Prevenção, diagnóstico e tratamento
A prevenção do vírus Nipah baseia-se principalmente em evitar o contato com animais potencialmente infectados e com pessoas que apresentem sintomas. O desmatamento e o avanço urbano sobre habitats naturais tornam esse desafio ainda maior.
Atualmente, não existe vacina aprovada contra o vírus Nipah. O diagnóstico também apresenta dificuldades, como explica Lázari: "Não há sinais específicos que diferenciem o quadro de outras encefalites virais. A confirmação depende de um exame de PCR, disponível só em laboratórios de referência".
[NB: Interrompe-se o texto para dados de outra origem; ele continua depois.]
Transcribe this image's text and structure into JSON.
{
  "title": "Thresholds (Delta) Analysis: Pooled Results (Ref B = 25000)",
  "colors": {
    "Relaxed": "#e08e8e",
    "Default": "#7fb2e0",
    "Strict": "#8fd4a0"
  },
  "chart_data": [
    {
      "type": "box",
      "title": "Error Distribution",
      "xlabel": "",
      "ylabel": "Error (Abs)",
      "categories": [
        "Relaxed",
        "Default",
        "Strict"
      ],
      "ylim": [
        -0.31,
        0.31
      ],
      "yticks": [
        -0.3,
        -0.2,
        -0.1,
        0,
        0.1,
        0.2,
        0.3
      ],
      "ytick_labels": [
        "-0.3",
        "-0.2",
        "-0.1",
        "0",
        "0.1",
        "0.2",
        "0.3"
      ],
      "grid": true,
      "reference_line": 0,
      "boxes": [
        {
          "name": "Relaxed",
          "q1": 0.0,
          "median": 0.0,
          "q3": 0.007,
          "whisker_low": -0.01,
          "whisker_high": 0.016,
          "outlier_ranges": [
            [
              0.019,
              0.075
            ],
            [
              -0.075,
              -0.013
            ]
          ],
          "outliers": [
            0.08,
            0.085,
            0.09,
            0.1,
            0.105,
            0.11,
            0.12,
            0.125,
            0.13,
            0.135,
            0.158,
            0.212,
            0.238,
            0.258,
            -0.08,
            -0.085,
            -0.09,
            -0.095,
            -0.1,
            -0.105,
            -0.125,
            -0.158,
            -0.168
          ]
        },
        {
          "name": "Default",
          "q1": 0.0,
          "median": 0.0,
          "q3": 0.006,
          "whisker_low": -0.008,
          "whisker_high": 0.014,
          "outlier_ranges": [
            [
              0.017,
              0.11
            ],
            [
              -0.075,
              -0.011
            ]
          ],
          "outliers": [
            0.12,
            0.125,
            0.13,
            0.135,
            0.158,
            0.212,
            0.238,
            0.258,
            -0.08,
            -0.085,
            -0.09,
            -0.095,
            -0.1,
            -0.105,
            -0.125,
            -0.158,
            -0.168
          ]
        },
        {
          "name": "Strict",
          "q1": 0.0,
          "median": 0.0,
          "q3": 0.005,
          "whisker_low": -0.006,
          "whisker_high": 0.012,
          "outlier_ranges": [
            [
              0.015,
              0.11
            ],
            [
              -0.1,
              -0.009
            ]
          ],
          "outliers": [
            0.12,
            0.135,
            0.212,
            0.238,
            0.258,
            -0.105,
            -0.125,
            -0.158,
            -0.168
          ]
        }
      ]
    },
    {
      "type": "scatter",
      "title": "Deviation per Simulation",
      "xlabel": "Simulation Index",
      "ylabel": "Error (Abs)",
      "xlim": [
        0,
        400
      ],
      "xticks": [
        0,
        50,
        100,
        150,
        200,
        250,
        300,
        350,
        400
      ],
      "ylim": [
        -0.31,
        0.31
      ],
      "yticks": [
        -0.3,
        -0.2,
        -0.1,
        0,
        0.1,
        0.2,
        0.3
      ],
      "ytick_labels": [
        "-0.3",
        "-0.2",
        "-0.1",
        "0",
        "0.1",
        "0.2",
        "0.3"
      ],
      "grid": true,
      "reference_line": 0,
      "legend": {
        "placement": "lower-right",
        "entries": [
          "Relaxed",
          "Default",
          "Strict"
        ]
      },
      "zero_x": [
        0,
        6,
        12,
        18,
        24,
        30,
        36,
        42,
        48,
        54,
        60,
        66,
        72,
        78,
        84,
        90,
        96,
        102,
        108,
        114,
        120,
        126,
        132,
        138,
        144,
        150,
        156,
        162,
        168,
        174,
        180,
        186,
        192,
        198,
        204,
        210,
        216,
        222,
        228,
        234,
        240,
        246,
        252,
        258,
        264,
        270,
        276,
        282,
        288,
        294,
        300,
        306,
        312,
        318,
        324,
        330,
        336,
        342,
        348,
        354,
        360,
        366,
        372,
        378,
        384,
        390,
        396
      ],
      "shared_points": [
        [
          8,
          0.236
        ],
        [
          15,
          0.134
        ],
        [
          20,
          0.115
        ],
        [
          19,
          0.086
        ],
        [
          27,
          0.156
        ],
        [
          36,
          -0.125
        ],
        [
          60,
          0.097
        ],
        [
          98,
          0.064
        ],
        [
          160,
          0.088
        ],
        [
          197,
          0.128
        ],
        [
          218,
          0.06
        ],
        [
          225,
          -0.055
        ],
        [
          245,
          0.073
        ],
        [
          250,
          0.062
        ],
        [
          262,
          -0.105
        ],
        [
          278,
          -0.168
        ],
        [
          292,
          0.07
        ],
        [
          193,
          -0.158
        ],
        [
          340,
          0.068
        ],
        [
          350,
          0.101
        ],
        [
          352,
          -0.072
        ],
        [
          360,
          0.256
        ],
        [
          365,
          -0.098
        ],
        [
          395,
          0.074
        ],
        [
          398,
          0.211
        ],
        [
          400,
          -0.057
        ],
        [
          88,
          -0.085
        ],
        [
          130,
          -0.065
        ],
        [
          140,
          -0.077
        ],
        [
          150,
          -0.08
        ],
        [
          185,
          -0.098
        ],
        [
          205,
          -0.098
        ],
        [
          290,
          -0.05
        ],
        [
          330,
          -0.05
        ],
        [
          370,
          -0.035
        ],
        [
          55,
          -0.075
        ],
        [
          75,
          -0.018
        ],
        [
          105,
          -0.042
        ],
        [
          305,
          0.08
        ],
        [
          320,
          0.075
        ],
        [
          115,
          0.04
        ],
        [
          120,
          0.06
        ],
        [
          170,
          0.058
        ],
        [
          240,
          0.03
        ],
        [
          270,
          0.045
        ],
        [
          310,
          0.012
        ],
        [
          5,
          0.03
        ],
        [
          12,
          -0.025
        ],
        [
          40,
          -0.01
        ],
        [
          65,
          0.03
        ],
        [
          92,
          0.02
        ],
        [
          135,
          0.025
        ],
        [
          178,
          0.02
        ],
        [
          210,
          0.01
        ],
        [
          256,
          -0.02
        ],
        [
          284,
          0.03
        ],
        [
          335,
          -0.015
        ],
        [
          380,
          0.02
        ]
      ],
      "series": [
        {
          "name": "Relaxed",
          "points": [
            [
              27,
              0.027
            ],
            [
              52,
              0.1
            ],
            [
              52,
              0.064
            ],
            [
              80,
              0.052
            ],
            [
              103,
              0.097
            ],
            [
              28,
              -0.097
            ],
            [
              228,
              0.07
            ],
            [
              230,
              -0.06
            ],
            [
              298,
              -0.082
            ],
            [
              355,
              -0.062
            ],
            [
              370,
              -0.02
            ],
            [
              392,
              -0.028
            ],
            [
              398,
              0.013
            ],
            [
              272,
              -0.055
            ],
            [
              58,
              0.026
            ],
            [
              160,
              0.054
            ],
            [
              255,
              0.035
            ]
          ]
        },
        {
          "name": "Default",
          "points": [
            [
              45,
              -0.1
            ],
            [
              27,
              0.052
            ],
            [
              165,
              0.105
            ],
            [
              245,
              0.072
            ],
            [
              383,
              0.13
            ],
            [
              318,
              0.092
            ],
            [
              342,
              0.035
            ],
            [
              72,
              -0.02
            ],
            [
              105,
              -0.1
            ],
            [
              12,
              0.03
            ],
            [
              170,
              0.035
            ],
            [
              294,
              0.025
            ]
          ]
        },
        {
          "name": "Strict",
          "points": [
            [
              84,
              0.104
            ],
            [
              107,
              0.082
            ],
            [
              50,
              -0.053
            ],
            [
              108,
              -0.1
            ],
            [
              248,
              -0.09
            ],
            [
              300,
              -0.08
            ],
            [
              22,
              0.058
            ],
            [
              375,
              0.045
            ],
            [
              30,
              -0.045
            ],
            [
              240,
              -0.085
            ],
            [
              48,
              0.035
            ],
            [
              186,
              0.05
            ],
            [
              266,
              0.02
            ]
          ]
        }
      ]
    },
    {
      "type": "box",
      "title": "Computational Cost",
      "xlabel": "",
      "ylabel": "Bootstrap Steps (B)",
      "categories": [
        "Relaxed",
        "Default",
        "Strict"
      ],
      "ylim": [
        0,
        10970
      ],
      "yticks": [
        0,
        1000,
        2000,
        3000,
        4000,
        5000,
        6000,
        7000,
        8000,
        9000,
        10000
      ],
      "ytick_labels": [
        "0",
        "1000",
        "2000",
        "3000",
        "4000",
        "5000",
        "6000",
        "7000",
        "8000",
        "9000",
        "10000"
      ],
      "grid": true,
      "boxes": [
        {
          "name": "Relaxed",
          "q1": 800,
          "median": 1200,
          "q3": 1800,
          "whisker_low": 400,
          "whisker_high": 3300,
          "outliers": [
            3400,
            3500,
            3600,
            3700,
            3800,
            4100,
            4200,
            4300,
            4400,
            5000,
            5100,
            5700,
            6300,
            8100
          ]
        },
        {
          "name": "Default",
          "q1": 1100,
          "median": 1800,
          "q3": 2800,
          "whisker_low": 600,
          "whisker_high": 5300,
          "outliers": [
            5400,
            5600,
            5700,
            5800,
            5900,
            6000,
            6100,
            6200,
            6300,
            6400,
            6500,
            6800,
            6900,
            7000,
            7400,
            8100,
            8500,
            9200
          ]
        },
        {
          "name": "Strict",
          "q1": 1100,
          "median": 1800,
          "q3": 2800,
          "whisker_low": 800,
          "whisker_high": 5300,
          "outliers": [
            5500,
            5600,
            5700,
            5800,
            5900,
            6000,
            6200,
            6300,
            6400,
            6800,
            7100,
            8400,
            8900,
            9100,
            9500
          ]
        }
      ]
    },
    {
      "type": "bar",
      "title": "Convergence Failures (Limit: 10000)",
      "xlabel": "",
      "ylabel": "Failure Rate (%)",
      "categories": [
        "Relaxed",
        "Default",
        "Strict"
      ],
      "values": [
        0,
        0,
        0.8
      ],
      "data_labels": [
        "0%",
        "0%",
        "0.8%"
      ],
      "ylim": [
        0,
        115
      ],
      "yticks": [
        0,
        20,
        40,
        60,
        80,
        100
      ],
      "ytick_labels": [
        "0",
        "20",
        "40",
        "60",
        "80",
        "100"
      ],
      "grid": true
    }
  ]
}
O tratamento consiste principalmente em suporte clínico, incluindo:
- Hidratação adequada
- Suporte respiratório com oxigênio
- Medicações para controlar a inflamação
- Internação em UTI quando necessário
Brandão ressalta que "por enquanto só existem antivirais experimentais", destacando a importância do tratamento de suporte.
Risco de pandemia e vigilância epidemiológica
Apesar da alta letalidade, especialistas avaliam que o risco de pandemia pelo vírus Nipah é considerado baixo atualmente. Lázari afirma: "Embora o vírus seja considerado prioritário pela OMS, ele não é visto como um potencial causador de pandemia".
Brandão explica dois fatores que limitam sua disseminação global: "O Nipah ainda não chegou a hospedeiros locais, como morcegos, fora de sua principal área de ocorrência" e "também é um micro-organismo que ainda não aprendeu a transmitir-se bem entre pessoas, como acontece com os vírus da gripe e da covid".
No entanto, a vigilância epidemiológica permanece crucial. Com a destruição ambiental e a facilidade de circulação global de pessoas e patógenos, especialistas alertam que todo cuidado é necessário para evitar que zoonoses como o vírus Nipah se transformem em novas emergências de saúde pública mundial.